Monsieur le président, madame la garde des sceaux, monsieur le secrétaire d'État, monsieur le rapporteur, mes chers collègues, le travail de la commission des lois me rappelle souvent ce dessin animé dérangeant qu'accompagnait de sa voix Claude Piéplu. En effet, j'y ai souvent l'impression d'assister à des séances de plomberie juridique obéissant au principe : pourquoi faire simple quand on peut faire compliqué ? Bref, à force de chercher le diable dans les détails, on manque l'essentiel.
La loi pénitentiaire le confirme. Elle présente une apparence et une réalité, et brouille l'écart entre l'une et l'autre. L'apparence, c'est le souci d'humaniser les prisons, d'affirmer la dignité des détenus et de favoriser leur réinsertion, comme on l'a souvent entendu ce soir. Or, cette évolution contraste quelque peu avec les accents martiaux des lois répressives que nous avons votées encore dernièrement – je pense au texte consacré aux bandes. La réalité lancinante, qui demeure, c'est la surpopulation carcérale : le véritable problème auquel cherche à répondre cette loi.
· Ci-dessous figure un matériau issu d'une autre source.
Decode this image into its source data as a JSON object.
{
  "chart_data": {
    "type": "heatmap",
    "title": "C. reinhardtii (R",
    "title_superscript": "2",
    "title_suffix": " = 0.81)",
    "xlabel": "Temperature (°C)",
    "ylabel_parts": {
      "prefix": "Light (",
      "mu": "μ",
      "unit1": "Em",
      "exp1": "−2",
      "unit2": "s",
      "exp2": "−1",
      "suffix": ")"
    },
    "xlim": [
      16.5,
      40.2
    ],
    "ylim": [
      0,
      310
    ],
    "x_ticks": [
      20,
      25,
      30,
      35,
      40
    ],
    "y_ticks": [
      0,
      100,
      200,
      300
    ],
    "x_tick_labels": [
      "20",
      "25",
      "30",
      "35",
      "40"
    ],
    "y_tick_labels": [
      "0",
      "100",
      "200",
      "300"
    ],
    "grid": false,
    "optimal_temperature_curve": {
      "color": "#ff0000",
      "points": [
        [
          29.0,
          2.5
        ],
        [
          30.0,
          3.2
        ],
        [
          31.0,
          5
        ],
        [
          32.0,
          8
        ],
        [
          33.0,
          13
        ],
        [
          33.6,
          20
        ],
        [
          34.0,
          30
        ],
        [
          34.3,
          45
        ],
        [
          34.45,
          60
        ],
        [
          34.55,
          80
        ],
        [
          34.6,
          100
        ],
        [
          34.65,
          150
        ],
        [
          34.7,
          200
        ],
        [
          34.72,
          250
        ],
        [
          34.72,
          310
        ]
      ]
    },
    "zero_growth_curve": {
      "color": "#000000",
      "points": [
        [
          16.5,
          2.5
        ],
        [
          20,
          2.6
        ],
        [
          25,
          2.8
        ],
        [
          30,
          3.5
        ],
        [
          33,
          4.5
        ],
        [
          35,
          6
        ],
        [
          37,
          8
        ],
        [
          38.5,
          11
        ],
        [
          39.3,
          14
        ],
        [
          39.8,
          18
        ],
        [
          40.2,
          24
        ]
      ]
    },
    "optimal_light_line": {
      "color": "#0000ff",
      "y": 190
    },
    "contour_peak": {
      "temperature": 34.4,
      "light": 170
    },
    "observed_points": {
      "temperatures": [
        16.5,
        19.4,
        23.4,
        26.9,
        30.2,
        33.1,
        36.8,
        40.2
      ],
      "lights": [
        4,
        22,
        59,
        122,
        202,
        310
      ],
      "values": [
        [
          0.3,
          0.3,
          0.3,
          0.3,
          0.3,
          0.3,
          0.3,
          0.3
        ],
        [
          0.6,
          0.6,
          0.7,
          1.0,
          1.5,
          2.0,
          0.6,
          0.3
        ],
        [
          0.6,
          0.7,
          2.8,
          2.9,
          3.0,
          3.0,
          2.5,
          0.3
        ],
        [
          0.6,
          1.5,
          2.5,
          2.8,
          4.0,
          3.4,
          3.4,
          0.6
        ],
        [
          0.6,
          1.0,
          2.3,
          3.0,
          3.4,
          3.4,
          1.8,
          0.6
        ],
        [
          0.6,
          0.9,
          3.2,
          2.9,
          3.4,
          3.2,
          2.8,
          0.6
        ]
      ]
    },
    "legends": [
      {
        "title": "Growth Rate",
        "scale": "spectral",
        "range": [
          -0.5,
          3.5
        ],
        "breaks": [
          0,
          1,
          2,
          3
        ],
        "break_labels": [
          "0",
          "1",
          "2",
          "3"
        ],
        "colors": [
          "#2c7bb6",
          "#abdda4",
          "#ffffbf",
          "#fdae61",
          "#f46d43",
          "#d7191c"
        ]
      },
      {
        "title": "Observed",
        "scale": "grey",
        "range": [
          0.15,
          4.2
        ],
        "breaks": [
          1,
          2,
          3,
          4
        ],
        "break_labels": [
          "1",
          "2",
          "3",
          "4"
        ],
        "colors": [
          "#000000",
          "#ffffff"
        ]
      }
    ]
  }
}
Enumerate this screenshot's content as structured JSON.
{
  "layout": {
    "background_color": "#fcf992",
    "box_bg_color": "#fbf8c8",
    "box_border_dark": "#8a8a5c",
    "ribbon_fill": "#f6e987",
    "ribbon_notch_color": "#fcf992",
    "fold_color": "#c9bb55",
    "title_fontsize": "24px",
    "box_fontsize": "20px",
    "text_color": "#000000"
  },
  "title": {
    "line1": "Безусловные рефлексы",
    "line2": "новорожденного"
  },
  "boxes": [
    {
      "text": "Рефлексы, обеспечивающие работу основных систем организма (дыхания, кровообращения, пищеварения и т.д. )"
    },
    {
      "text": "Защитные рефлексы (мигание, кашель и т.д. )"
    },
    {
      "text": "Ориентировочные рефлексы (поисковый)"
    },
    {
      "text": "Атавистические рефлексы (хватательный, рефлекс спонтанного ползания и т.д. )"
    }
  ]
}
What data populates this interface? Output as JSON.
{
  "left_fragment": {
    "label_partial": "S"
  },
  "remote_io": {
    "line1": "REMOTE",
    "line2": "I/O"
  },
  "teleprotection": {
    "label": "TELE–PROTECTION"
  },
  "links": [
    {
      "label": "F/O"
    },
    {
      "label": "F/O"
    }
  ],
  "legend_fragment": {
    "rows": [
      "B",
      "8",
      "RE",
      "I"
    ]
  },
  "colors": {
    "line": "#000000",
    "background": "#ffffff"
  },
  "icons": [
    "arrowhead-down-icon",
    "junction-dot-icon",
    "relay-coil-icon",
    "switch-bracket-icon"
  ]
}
Soyons objectifs : le nombre de personnes incarcérées en France n'a rien d'exceptionnel. Le taux d'incarcération y est plus faible qu'aux États-Unis, bien sûr, mais aussi qu'en Grande-Bretagne ou en Allemagne. (Murmures sur les bancs du groupe SRC.)
Par ailleurs, le double dysfonctionnement qui tient au rapport entre le nombre de détenus et le nombre de places, et au nombre de condamnations non exécutées résulte, non pas du caractère trop répressif des lois, mais de l'insuffisance des moyens. La population française augmente, la criminalité croît plus vite encore. Le seuil des 4 millions de crimes et délits avait été franchi avec le millénaire, madame Guigou. La majorité actuelle n'a à rougir ni du nombre d'infractions, qui a baissé, ni du nombre de places de détention, qui s'est accru – hélas trop lentement. En marge du plan qui vise à créer 13 200 places d'ici à 2012, cette loi a pour but d'accélérer le flux pour l'adapter aux capacités d'accueil.
Au-delà de cette apparence et de cette réalité, je voudrais rappeler quelques idées qui me paraissent essentielles.
Première idée : une société qui croit en ses valeurs ne doit pas avoir honte de punir ceux qui les transgressent.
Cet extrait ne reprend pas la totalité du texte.